In 1999, in response to California medical legalization, the Institute of Medicine found that marijuana had medical uses and a relatively low potential for abuse, leading to another round of petitioning. The DEA denied a petition again in 2011, citing a lack of available research specifically on smoked marijuana in the U.S.
Researchers say this represents a classic catch-22, as the paucity of research is the direct result of a federal blockade on such research by the DEA and the National Institute on Drug Abuse (NIDA). “The reason we don’t have more data is because it’s quite difficult to study. The only legal source of cannabis is NIDA, which has a Congressional mandate to only study its harms,” Abrams says. Researchers also note that about two dozen countries including Israel, Canada and the Netherlands as well as several legalization states such as California and Colorado, have reams of scientific data on the safety and efficacy of smoked cannabis as well as other formulations.

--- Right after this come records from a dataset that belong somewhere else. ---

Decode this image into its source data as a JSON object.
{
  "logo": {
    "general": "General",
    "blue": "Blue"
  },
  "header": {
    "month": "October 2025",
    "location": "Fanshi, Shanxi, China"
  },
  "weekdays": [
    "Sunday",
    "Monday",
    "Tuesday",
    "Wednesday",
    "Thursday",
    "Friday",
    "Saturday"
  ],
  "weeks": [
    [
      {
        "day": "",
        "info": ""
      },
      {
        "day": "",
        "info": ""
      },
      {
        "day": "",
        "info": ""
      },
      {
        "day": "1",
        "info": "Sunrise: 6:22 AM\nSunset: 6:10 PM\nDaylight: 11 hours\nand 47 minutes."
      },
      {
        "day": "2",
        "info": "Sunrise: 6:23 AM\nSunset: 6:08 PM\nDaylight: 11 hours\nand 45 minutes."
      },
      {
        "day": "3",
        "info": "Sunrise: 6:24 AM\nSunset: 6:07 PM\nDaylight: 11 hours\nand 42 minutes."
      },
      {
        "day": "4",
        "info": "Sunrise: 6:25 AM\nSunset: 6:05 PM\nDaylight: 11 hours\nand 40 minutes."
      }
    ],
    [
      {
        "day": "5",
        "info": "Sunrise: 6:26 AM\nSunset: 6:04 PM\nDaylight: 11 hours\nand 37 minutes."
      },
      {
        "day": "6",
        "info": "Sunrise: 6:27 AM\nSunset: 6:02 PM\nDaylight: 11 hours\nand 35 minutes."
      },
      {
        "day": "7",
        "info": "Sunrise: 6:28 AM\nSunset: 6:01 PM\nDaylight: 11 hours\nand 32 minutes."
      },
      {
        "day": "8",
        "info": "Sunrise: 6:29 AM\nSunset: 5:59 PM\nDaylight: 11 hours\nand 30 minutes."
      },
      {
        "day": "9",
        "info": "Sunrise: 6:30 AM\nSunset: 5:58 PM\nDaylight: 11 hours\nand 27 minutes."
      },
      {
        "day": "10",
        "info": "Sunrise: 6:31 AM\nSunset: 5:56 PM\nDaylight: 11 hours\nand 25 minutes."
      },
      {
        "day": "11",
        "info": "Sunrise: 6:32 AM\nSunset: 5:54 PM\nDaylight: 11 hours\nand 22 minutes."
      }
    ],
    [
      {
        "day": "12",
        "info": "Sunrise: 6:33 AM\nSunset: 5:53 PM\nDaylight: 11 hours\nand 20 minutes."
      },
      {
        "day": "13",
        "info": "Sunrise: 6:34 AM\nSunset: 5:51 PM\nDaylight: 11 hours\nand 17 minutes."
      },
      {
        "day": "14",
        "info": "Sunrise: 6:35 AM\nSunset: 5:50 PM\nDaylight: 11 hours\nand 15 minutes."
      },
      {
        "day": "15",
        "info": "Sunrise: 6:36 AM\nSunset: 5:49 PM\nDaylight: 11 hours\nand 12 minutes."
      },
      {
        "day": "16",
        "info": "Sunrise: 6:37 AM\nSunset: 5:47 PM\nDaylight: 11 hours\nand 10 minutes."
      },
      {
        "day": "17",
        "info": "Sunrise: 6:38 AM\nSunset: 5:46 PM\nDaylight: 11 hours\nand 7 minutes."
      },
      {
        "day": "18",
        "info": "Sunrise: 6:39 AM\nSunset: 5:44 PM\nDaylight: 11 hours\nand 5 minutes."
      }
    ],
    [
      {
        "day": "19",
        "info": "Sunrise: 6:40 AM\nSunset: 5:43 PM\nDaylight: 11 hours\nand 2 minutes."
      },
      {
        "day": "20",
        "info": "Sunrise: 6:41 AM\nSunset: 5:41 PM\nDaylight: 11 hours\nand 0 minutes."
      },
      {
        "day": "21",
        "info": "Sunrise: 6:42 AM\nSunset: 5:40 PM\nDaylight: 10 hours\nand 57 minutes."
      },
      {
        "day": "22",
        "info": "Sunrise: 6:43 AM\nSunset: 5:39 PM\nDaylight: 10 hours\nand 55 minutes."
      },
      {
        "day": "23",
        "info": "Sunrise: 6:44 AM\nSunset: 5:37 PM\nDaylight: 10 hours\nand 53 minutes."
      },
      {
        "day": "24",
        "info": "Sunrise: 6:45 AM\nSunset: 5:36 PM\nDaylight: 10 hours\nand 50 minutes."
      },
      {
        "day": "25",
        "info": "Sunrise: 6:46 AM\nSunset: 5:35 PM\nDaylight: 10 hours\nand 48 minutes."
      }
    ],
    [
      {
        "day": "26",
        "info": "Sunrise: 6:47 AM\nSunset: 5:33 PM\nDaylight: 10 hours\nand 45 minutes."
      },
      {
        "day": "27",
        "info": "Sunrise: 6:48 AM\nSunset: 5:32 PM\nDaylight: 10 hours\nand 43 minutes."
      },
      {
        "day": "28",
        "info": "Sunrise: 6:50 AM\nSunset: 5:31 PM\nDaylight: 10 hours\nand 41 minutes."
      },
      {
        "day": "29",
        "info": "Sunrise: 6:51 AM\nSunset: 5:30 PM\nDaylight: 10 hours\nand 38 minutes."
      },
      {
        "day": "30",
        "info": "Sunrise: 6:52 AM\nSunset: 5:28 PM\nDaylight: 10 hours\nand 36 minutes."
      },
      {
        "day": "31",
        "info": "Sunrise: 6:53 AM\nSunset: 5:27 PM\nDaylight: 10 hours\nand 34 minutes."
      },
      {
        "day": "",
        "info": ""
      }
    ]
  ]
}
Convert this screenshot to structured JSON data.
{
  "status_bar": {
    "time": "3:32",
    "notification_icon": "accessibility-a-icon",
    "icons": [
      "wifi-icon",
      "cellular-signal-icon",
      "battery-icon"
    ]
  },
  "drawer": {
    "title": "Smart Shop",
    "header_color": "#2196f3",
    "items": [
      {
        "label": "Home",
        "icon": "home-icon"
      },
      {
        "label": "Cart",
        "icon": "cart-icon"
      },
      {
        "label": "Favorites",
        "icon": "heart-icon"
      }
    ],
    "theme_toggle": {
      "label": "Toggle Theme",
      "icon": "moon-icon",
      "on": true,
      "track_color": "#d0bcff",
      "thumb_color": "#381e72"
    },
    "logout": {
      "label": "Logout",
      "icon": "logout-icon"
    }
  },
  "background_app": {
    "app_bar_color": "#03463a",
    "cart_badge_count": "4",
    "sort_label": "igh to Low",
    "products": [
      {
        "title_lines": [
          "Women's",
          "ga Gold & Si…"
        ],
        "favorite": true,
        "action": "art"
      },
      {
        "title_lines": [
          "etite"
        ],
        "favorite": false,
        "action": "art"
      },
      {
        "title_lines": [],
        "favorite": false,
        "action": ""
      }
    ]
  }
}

While NIDA’s primary work focuses largely on studies involving drug abuse and addiction, the organization does fund some research on therapeutic uses for THC as well.*
Many physicians are also frustrated by the DEA’s apparent intransigence in the face of mounting evidence and interest. In 2009 the American Medical Association recommended the DEA review marijuana’s Schedule I status. And a 2014 Medscape survey of roughly 1,500 doctors found 56 percent supported legalizing medical cannabis nationally, with 82 percent support among responding oncologists. “If physicians are in support of cannabis as a medicine, why is it not medicine?” Abrams asks.